Here is an improved version of the same test, with changes highlighted:

    @Test
    public void the_sequence_is_thread_safe() throws Exception {
        final int ITERATIONS = 50;
        List<RunId> expectedRunIds = generateRunIdsSequentially(ITERATIONS);
        List<RunId> actualRunIds = generateRunIdsInParallel(ITERATIONS);

        assertThat("generating RunIds in parallel should have produced the same values as sequentially",
                actualRunIds, is(expectedRunIds));
    }

    private static List<RunId> generateRunIdsSequentially(int count) {
        RunIdSequence sequence = new RunIdSequence();

        List<RunId> results = new ArrayList<RunId>();
        for (int i = 0; i < count; i++) {
            results.add(sequence.nextRunId());
        }
        return results;
    }

    private static List<RunId> generateRunIdsInParallel(int count) throws Exception {
        final RunIdSequence sequence = new RunIdSequence();
        ExecutorService executor = Executors.newFixedThreadPool(10);

        List<Future<RunId>> futures = new ArrayList<Future<RunId>>();
        for (int i = 0; i < count; i++) {
            futures.add(executor.submit(new Callable<RunId>() {
                @Override
                public RunId call() throws Exception {
                    return sequence.nextRunId();
                }
            }));
        }

        List<RunId> results = new ArrayList<RunId>();
        for (Future<RunId> future : futures) {
            results.add(future.get(1000, TimeUnit.MILLISECONDS));
        }
        Collections.sort(results, new Comparator<RunId>() {
            @Override
            public int compare(RunId id1, RunId id2) {
                return id1.toInt() - id2.toInt();
            }
        });

        executor.shutdown();
        return results;
    }

Now it doesn't anymore know about those two design decisions. It's focused on just testing thread-safety and doesn't duplicate the other tests nor the production code. I can change the production code to make any one of the three tests to fail while the other two still pass.

Conclusion

When I try to write as isolated/focused tests as possible, it makes it easy to find the cause of a test failure.
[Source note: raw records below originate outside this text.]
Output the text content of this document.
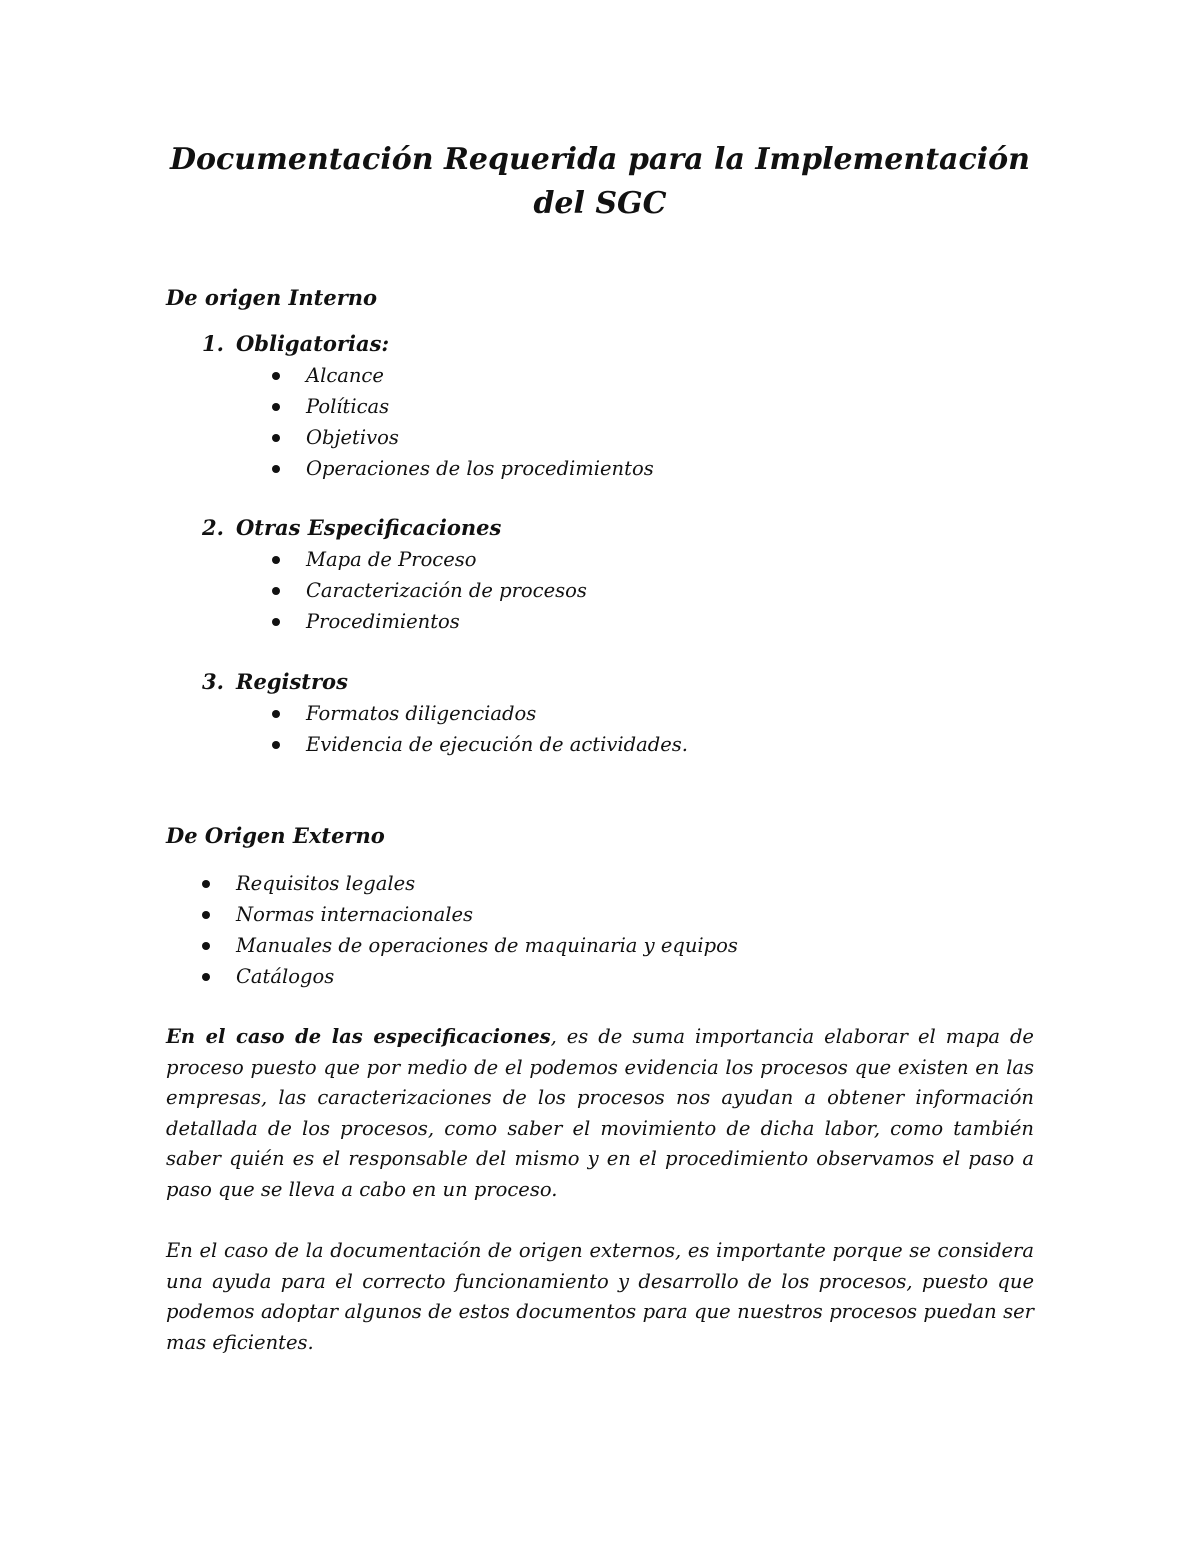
Documentación Requerida para la Implementación
del SGC

De origen Interno

1. Obligatorias:

Alcance
Políticas
Objetivos
Operaciones de los procedimientos

2. Otras Especificaciones

Mapa de Proceso
Caracterización de procesos
Procedimientos

3. Registros

Formatos diligenciados
Evidencia de ejecución de actividades.

De Origen Externo

Requisitos legales
Normas internacionales
Manuales de operaciones de maquinaria y equipos
Catálogos

En el caso de las especificaciones, es de suma importancia elaborar el mapa de proceso puesto que por medio de el podemos evidencia los procesos que existen en las empresas, las caracterizaciones de los procesos nos ayudan a obtener información detallada de los procesos, como saber el movimiento de dicha labor, como también saber quién es el responsable del mismo y en el procedimiento observamos el paso a paso que se lleva a cabo en un proceso.

En el caso de la documentación de origen externos, es importante porque se considera una ayuda para el correcto funcionamiento y desarrollo de los procesos, puesto que podemos adoptar algunos de estos documentos para que nuestros procesos puedan ser mas eficientes.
If I don't know why some code exists, I can comment it out and see which tests fail - their names will tell why the code was written. When removing features, I can remove whole tests which define that feature, instead of having to update non-cohesive tests. When changing features, I need to update only a few tests.

P.S. I've been thinking that it might be possible to measure automatically the "unitness" of tests using mutation testing tools such as PIT. The fewer tests per mutation fail, the better. And if a test always fails together with other tests, then it's a bad thing. It might help in pinpointing tests which need some refactoring.